According to Jean-Dominique Takis Kumbo, managing director at EGC, the announcement is significant for the Congolese artisanal cobalt sector. This partnership responds to the will of the government through its initiative for the defence and promotion of national artisanal production.
“For our country to benefit from the intrinsic value of cobalt, currently boosted by the development of carbon-free energies, it was essential that measures be taken to support the formalisation of this industry. In fact, by cleaning-up this sector, which has been subject to recurring illegality and fraud for several years, and of which our artisanal miners are the first victims, society stands to benefit as a whole. Our mission is therefore as much in a perspective of the defence of our most vulnerable communities, as in the affirmation of the central positioning of the DRC, which has 70% of the world reserves of this strategic mineral. We are confident that Trafigura, through its experience and expertise, will support us in our mission and ultimately enable us to achieve our goals,” says Kumbo.
Trafigura’s executive chairman and CEO, Jeremy Weir says that cobalt has a vital role to play in the world’s energy transition and electrification. “Artisanal mining or ‘ASM’ provides an important livelihood in the DRC. Ultimately, the legitimacy of efforts to formalise and bring controls to the sector will depend on broad-based consultation and assurance that OECD standards will be upheld. We will continue to engage and collaborate with stakeholders to be part of the solution to supply cobalt responsibly,” says Weir.
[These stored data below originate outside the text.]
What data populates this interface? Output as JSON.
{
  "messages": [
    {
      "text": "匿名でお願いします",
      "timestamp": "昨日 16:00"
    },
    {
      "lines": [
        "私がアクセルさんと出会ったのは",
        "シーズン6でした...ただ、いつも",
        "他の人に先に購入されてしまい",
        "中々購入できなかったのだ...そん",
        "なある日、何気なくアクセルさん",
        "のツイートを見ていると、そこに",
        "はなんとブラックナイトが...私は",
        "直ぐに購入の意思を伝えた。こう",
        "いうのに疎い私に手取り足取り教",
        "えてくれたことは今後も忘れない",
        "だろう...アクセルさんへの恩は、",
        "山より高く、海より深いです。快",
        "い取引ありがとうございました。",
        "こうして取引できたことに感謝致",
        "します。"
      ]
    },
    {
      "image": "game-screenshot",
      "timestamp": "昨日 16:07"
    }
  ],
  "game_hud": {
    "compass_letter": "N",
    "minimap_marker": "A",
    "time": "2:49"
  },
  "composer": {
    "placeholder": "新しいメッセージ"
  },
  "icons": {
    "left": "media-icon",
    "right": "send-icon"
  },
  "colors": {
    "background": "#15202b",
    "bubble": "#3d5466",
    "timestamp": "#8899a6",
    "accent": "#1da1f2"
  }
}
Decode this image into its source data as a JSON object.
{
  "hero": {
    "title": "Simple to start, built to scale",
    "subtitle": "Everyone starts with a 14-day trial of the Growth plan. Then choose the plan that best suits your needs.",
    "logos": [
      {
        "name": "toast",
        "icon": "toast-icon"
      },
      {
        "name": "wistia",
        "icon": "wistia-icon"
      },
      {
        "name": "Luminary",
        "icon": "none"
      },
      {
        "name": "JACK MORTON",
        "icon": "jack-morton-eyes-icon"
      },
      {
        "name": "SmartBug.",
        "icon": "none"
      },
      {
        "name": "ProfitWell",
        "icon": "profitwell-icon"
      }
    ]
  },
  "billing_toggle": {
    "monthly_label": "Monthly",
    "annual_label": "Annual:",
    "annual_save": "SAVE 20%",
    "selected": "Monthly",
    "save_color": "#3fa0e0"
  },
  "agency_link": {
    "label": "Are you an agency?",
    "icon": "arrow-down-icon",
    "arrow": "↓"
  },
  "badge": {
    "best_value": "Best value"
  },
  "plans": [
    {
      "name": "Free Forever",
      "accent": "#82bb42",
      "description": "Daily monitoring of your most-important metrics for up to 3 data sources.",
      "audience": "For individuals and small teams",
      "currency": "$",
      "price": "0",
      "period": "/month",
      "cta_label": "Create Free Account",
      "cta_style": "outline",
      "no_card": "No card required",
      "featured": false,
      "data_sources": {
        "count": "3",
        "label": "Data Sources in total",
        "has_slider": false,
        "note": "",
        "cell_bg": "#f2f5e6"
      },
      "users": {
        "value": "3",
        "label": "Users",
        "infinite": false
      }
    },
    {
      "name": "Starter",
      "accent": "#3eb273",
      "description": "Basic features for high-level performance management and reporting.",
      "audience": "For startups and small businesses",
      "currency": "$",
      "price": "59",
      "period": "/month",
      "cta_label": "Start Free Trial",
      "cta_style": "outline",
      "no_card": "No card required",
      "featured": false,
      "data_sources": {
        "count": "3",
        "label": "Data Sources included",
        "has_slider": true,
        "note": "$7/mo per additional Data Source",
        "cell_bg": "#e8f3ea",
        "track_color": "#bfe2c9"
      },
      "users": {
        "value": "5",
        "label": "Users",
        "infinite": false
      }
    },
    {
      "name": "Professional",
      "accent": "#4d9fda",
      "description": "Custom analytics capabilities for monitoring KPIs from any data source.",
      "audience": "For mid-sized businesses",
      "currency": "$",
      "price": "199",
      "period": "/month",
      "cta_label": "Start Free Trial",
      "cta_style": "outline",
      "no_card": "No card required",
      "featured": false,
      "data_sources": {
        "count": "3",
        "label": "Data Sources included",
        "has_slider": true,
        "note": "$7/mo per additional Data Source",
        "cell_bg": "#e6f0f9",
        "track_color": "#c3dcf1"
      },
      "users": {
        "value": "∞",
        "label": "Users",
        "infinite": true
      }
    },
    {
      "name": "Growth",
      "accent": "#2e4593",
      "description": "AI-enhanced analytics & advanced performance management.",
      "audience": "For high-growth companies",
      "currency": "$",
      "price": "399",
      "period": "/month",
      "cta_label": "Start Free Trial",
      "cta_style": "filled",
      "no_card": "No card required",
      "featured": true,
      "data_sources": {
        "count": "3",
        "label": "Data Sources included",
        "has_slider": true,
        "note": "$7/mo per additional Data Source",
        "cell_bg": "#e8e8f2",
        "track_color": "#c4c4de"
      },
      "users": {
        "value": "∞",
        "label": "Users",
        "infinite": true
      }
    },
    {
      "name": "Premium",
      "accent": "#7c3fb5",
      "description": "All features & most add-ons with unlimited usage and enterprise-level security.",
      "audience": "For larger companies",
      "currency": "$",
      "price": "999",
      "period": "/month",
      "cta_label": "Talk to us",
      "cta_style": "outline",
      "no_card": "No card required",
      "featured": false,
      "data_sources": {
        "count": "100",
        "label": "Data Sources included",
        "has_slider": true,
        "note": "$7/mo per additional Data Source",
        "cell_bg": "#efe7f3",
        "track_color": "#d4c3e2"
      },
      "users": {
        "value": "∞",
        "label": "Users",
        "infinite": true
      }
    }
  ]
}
According to president and CEO of Pact, Caroline Anstey artisanal and small-scale miners are one of the world’s largest, and most vulnerable, workforces. “For decades, Pact has been working with governments, industry and miners themselves to maximise ASM’s contributions to development, particularly at the local and community level. We will leverage this expertise and experience, as well as our successful work with Trafigura and its partners, to support responsible sourcing and sustainable small-scale cobalt production through the collaboration between EGC and Trafigura. Our objective is to play our part in ensuring ASM material is not only responsibly sourced but provides social and economic benefits to artisanal miners and nearby communities,” says Anstey.